Washington, 27 August 1996 (RFE/RL) -- Russian chess champion Anatoly Karpov challenged the world to beat him in the first open Internet chess match, but the world proved to be sorry competition.
The match, nicknamed "Karpov vs the World," took place Monday and was open to anyone with access to the Internet. It was sponsored by Telecom Finland, the national telephone company of Finland.
Visitors from every corner of the earth could watch Karpov make a move. They had ten minutes to suggest proposals for countermoves. A computer tallied all of the suggestions and then executed the most popular one.
The game site generated over 500,000 "hits" -- visits from Internet users -- from all over the world. On average, about 250 players took part in voting for the "World's" each move.

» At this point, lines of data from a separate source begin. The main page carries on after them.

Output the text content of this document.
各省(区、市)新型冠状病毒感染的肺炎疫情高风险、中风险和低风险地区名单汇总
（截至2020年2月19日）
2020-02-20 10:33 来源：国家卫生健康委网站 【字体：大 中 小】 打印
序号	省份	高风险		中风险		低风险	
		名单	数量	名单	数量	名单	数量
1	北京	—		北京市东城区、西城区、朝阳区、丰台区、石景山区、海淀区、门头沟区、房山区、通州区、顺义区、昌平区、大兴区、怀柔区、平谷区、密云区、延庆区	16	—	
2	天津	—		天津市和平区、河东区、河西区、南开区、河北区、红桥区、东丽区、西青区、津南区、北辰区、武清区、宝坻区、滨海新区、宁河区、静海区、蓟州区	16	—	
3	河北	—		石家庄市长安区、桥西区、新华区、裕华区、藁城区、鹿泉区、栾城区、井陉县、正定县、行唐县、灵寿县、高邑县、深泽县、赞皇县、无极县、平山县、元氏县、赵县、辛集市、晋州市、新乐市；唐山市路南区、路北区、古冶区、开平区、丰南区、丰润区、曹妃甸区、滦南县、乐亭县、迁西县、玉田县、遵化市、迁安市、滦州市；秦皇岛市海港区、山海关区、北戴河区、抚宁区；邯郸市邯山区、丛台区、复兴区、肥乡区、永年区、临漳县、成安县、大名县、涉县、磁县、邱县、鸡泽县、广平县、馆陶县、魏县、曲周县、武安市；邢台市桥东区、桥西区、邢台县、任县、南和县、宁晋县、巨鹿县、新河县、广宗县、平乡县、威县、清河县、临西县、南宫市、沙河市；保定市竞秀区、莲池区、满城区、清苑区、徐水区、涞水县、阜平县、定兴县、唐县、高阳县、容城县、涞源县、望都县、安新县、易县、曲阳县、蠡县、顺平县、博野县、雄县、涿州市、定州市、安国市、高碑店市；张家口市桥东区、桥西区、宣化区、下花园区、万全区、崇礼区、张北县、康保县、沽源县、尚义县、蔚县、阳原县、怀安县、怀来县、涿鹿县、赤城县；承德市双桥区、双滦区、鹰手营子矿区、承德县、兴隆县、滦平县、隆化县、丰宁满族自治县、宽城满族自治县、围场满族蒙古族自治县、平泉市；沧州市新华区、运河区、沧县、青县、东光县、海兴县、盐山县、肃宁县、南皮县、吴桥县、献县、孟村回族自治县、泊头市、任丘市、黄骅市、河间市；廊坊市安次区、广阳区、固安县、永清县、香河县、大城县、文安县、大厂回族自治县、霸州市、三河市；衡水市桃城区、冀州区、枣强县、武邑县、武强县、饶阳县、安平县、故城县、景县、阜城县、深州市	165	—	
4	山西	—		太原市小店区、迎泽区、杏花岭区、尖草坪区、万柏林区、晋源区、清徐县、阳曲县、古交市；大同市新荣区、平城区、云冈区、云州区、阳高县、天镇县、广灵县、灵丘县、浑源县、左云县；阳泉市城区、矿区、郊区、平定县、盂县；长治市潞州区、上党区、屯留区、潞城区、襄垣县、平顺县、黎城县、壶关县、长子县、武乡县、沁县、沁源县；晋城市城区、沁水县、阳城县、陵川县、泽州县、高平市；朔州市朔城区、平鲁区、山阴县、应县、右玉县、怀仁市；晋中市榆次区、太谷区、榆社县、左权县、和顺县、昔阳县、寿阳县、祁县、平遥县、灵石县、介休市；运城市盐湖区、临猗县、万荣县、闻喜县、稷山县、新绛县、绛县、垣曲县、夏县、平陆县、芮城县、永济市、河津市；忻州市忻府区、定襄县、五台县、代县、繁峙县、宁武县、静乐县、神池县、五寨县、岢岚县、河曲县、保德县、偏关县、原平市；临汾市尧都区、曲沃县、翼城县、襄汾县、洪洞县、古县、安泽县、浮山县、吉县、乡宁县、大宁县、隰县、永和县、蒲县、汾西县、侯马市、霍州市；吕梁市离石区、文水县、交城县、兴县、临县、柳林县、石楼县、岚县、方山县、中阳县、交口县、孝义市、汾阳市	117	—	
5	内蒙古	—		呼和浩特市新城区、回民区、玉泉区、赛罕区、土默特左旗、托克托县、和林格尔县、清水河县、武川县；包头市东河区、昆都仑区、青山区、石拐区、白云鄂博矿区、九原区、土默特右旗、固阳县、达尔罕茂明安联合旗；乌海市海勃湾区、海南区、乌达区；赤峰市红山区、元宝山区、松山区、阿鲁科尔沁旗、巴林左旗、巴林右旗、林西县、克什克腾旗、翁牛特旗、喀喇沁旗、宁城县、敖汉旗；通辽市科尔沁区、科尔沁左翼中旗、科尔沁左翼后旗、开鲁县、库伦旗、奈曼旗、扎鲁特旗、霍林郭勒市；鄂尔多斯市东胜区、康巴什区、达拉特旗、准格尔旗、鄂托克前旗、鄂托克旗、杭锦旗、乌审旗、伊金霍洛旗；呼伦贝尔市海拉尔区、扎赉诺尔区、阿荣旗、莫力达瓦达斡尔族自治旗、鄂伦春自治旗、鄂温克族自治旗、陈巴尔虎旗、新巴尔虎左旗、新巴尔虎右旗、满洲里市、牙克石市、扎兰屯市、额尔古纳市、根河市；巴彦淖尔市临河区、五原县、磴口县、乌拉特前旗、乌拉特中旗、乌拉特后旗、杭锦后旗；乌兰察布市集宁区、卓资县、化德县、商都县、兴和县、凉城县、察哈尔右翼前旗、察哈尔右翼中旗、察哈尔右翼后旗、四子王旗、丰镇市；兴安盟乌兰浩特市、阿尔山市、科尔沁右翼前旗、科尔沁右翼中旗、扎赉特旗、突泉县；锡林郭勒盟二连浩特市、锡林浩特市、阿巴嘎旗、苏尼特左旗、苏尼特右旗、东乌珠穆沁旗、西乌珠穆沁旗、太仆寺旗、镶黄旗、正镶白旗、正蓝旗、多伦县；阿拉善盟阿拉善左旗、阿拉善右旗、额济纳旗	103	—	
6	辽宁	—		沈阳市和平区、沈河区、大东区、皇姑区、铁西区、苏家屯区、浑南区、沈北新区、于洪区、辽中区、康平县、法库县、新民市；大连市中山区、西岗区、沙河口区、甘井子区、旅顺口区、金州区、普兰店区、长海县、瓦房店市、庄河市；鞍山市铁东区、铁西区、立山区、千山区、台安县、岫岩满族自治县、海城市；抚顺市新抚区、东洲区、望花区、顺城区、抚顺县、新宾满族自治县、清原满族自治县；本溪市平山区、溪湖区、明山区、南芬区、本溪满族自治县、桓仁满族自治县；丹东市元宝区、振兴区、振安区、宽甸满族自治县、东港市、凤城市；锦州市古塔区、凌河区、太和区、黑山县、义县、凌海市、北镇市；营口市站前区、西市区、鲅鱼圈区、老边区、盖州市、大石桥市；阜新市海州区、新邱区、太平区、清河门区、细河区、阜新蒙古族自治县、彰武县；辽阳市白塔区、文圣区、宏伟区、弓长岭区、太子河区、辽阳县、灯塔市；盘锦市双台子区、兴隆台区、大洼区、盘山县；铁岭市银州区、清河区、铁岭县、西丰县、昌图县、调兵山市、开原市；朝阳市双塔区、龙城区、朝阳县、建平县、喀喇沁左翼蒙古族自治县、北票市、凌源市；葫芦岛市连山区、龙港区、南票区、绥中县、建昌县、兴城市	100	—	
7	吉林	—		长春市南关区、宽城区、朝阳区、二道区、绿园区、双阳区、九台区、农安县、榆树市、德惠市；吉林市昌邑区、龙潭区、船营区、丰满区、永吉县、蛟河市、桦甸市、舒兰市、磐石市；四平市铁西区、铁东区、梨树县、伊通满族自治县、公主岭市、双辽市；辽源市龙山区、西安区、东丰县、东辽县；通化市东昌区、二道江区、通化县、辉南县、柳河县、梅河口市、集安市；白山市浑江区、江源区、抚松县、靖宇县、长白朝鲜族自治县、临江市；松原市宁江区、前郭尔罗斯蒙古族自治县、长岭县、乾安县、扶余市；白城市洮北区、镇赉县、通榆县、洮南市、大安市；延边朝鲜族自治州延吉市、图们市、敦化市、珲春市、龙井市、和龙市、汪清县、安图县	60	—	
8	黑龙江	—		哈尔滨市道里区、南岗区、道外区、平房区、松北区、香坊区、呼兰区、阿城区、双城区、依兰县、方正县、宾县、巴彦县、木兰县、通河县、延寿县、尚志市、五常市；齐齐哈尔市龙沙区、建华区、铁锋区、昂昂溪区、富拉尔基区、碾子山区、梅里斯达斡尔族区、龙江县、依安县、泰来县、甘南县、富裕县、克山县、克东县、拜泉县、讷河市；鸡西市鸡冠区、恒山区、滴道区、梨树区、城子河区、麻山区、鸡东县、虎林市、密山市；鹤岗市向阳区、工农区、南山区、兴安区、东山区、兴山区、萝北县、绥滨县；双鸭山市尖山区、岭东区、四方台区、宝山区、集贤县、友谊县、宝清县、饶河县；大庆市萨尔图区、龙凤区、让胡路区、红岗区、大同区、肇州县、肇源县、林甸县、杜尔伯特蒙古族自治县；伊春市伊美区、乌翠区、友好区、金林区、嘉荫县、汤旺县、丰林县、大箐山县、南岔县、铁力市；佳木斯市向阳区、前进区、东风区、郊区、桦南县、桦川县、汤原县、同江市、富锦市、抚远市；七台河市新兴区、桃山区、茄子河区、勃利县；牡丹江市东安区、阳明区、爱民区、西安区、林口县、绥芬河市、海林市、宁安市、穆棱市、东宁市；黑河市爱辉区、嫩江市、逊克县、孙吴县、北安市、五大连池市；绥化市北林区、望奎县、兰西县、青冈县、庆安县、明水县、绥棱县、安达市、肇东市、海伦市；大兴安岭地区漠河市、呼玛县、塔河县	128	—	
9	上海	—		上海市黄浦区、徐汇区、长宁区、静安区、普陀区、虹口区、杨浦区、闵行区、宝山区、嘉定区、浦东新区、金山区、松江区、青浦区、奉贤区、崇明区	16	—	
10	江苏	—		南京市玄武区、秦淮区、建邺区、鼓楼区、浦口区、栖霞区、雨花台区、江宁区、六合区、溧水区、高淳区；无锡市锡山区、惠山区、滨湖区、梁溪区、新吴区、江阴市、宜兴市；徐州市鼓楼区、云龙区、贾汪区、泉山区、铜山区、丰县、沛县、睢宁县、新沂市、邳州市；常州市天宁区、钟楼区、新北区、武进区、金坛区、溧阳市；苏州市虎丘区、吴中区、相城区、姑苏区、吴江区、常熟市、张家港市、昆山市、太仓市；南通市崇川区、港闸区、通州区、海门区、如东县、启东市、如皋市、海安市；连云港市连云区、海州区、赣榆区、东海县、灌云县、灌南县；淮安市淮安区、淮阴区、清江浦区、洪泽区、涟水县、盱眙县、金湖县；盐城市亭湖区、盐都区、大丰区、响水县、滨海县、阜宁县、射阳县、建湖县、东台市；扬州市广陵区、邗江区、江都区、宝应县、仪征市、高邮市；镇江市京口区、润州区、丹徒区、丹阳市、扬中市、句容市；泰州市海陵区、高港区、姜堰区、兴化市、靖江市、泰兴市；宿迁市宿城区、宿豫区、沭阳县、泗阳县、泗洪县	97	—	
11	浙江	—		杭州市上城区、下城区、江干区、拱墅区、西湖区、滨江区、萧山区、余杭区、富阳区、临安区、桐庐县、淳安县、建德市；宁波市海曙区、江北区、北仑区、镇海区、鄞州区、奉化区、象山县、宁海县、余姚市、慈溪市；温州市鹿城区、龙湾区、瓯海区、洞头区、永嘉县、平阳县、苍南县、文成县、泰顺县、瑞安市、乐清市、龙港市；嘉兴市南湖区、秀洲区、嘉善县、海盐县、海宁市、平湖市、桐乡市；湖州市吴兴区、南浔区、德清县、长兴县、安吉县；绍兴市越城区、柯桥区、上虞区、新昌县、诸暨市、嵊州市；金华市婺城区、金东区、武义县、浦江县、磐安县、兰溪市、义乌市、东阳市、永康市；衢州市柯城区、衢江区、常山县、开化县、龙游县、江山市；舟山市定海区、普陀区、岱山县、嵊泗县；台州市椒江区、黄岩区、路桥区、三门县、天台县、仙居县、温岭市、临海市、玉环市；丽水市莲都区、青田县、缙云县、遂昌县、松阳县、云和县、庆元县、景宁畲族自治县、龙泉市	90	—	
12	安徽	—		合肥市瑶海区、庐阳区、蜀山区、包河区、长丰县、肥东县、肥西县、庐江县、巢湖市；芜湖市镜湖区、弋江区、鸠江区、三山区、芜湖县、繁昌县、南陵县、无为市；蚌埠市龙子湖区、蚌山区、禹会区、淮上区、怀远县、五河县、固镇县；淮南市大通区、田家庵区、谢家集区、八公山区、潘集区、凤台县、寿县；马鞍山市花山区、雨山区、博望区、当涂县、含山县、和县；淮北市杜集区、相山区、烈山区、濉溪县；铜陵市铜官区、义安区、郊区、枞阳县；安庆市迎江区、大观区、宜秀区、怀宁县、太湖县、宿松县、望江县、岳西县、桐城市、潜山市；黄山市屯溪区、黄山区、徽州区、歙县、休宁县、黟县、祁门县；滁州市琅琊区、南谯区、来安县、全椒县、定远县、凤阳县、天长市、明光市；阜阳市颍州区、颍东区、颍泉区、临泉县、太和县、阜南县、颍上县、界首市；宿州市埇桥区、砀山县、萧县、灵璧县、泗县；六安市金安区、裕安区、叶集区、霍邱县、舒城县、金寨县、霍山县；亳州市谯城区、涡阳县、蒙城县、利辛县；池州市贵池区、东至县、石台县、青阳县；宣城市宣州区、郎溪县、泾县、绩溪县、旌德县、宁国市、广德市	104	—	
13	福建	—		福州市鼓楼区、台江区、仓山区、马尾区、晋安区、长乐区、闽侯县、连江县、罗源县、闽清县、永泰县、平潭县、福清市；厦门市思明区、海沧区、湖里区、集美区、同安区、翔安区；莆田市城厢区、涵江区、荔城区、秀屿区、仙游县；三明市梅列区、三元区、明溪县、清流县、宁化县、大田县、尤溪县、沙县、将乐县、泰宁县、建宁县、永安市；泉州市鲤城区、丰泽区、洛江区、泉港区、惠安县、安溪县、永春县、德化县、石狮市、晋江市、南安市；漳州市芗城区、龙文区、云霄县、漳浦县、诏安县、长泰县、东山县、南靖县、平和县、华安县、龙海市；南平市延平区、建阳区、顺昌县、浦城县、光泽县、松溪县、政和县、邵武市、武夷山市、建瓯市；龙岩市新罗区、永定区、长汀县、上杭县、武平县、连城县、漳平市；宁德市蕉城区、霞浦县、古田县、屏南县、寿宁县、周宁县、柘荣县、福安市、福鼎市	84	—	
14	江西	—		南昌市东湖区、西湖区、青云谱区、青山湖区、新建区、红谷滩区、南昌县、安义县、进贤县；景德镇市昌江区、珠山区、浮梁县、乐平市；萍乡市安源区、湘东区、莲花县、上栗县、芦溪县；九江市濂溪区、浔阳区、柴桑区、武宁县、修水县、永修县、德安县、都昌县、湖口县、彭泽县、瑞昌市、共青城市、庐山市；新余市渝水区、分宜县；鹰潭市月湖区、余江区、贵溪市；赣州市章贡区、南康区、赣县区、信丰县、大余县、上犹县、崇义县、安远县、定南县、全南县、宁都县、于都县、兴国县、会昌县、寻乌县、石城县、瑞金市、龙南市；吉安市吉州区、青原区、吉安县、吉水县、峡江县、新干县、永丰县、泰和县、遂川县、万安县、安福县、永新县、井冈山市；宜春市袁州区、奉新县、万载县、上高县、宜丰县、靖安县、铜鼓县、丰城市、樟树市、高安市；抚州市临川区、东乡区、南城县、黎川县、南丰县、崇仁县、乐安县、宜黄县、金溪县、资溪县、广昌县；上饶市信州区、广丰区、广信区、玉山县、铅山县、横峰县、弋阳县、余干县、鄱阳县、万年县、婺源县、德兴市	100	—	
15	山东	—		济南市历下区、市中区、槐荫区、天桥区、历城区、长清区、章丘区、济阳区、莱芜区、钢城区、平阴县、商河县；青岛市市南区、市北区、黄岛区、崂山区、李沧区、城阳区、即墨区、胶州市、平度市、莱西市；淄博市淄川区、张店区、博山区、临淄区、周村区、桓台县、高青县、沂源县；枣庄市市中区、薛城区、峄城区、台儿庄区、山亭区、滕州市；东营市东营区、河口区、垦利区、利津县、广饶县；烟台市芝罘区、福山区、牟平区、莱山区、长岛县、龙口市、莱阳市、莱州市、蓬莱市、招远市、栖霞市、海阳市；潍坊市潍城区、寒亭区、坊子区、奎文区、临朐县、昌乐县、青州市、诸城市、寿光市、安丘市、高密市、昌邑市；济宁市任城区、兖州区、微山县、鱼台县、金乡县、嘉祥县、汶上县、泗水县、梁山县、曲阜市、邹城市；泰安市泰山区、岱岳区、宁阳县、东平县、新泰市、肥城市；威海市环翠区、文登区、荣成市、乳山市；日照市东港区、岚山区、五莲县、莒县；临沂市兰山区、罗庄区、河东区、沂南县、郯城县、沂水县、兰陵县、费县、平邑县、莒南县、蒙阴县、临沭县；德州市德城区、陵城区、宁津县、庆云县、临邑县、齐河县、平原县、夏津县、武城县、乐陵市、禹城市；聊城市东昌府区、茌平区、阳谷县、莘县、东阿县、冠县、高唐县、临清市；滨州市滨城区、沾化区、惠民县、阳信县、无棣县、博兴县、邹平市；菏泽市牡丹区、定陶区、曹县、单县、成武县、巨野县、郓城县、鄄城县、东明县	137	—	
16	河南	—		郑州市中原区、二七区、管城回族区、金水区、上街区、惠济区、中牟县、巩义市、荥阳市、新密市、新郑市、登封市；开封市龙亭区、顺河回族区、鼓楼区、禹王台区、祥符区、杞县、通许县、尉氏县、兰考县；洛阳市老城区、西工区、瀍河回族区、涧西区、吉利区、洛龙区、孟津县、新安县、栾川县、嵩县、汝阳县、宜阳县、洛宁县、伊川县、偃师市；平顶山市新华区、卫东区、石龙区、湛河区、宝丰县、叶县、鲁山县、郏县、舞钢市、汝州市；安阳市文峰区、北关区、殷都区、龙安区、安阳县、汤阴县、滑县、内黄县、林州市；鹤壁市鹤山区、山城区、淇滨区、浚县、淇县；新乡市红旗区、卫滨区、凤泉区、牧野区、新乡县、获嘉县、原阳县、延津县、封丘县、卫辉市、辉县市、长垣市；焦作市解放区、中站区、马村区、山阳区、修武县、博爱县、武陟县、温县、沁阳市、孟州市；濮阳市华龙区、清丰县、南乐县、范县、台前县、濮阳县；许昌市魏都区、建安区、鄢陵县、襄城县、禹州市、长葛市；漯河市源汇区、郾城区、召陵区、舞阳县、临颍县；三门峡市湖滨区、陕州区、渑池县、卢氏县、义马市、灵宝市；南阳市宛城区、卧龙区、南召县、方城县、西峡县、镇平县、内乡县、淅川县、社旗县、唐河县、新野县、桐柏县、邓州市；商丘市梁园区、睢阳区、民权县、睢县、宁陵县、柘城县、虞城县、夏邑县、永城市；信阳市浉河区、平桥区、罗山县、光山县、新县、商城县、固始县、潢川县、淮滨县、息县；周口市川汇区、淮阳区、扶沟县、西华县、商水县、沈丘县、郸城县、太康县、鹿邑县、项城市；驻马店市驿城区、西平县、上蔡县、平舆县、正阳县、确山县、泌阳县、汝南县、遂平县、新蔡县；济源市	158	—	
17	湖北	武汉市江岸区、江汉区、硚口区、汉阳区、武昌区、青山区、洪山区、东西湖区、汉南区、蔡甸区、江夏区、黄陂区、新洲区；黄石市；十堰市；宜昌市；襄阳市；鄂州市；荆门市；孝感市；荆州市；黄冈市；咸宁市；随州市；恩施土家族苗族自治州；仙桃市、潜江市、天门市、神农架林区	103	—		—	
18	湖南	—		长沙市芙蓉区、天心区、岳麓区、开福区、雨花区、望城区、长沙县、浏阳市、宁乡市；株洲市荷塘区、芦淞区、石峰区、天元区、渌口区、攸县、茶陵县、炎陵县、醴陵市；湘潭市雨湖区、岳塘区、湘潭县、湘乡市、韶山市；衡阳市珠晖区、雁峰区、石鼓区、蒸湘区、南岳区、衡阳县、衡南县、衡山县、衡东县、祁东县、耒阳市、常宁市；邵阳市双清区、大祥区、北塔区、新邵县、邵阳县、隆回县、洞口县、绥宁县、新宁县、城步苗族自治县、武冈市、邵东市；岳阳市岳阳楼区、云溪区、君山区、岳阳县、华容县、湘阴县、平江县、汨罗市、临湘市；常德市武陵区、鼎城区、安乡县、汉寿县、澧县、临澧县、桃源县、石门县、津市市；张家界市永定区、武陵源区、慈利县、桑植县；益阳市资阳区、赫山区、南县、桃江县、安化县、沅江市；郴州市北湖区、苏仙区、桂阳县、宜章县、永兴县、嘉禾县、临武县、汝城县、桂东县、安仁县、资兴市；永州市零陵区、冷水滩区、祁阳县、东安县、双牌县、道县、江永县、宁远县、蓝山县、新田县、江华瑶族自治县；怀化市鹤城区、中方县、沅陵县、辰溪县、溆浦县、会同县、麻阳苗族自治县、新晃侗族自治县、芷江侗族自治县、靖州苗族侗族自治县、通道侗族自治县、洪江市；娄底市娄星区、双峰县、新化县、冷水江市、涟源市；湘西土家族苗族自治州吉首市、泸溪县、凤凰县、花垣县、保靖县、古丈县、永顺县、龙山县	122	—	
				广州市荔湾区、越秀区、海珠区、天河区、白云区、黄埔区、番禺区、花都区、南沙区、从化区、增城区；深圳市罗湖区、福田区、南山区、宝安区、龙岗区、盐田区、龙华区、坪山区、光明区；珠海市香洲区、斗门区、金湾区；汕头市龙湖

But four and a half hours and 32 moves later, the "World" surrendered.
Karpov is the reigning World Chess Federation (WCF) champion, a title he retained last month by beating opponent Gata Kamsky in a championship match.
Garry Kasparov, also from Russia, holds a similar title given out by the Professional Chess Association, a splinter faction of the WCF. Kasparov is widely considered to be the world's best chess player.
He recently beat a supercomputer called "Blue" in a "machine versus human" chess match sponsored by International Business Machines (IBM). Visitors watched the game unfold on the Internet. Kasparov has agreed to a rematch scheduled for later this year.
Chess fans who missed Karpov play the "World" can watch him play "Team Finland" -- six of Finland's top chess players -- online beginning August 29 at 13:00 GMT (6 a.m. EDT).
Interested visitors can find the site at http://www.tele.fi/karpov
Telecom Finland declined to state how much it is paying Karpov for his participation in the two matches.